Library to raze building in favor of more parking

Photo by Gretel Daugherty—Mesa County Library District will soon demolish the so-called Flintstone building, which is immediately adjacent to the central library, and replace it with additional parking. The building isn’t getting much use anymore and has a leaky roof.

The Mesa County Public Library District will soon tear down what officials say is a rarely used, dilapidated building adjacent to the central library to create additional parking.

The library’s board of trustees recently voted to discontinue the use of the Flintstone Building that sits just southeast of the library and demolish it.

The 1,600-square-foot building was built in 1952 and previously was home to a service station and a title company, Library Director Eve Tallman said.

The library purchased the structure in 2003 and used it for board meetings and special events.
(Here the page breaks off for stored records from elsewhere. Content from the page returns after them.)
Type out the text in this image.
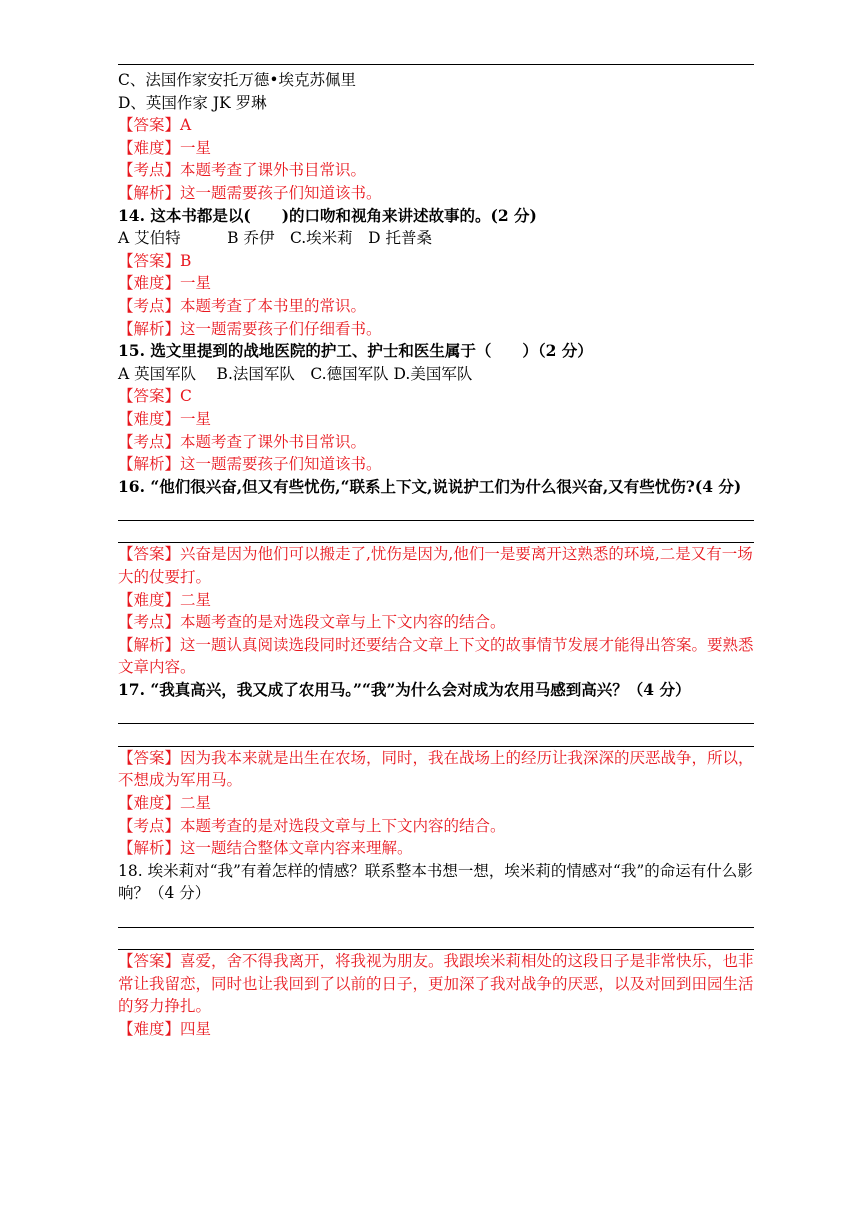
C、法国作家安托万德•埃克苏佩里
D、英国作家 JK 罗琳
【答案】A
【难度】一星
【考点】本题考查了课外书目常识。
【解析】这一题需要孩子们知道该书。
14. 这本书都是以(　　)的口吻和视角来讲述故事的。(2 分)
A 艾伯特　　　B 乔伊　C.埃米莉　D 托普桑
【答案】B
【难度】一星
【考点】本题考查了本书里的常识。
【解析】这一题需要孩子们仔细看书。
15. 选文里提到的战地医院的护工、护士和医生属于（　　）（2 分）
A 英国军队　 B.法国军队　C.德国军队 D.美国军队
【答案】C
【难度】一星
【考点】本题考查了课外书目常识。
【解析】这一题需要孩子们知道该书。
16. “他们很兴奋,但又有些忧伤,“联系上下文,说说护工们为什么很兴奋,又有些忧伤?(4 分)
【答案】兴奋是因为他们可以搬走了,忧伤是因为,他们一是要离开这熟悉的环境,二是又有一场大的仗要打。
【难度】二星
【考点】本题考查的是对选段文章与上下文内容的结合。
【解析】这一题认真阅读选段同时还要结合文章上下文的故事情节发展才能得出答案。要熟悉文章内容。
17. “我真高兴，我又成了农用马。”“我”为什么会对成为农用马感到高兴？（4 分）
【答案】因为我本来就是出生在农场，同时，我在战场上的经历让我深深的厌恶战争，所以，不想成为军用马。
【难度】二星
【考点】本题考查的是对选段文章与上下文内容的结合。
【解析】这一题结合整体文章内容来理解。
18. 埃米莉对“我”有着怎样的情感？联系整本书想一想，埃米莉的情感对“我”的命运有什么影响？（4 分）
【答案】喜爱，舍不得我离开，将我视为朋友。我跟埃米莉相处的这段日子是非常快乐，也非常让我留恋，同时也让我回到了以前的日子，更加深了我对战争的厌恶，以及对回到田园生活的努力挣扎。
【难度】四星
But the board of trustees moved its meetings to a downstairs meeting space in the library after the central branch was remodeled in 2006. And the Flintstone Building is used for special events only when the meeting space in the library is occupied, according to Mark Martin-Williams, president of the board.

Williams said the few times the building is used takes staff time away from other library functions.

“You’re pulling staffing away from whatever their core duties are to oversee that the building is getting opened, used, closed up and cleaned up,” he said.

In addition, Williams said the Flintstone Building has had ongoing maintenance issues. He said the prolonged snow and cold this winter created a number of leaks in the roof, and the library received estimates revealing the cost to demolish the building ($11,500) was only slightly more than repairing the roof ($10,000).

Tallman added a wall is starting to fall away, and the cost of heating and cooling the building isn’t worth the investment in repairing the roof.

Tallman said the library is preparing to request qualifications from contractors to demolish the structure. There currently isn’t a time frame for tearing it down and replacing it with parking. More spaces are needed as library usage continues to increase, Williams said.

Library officials also soon will enclose the area where government documents are stored downstairs in the central branch to create a literacy classroom and language learning lab.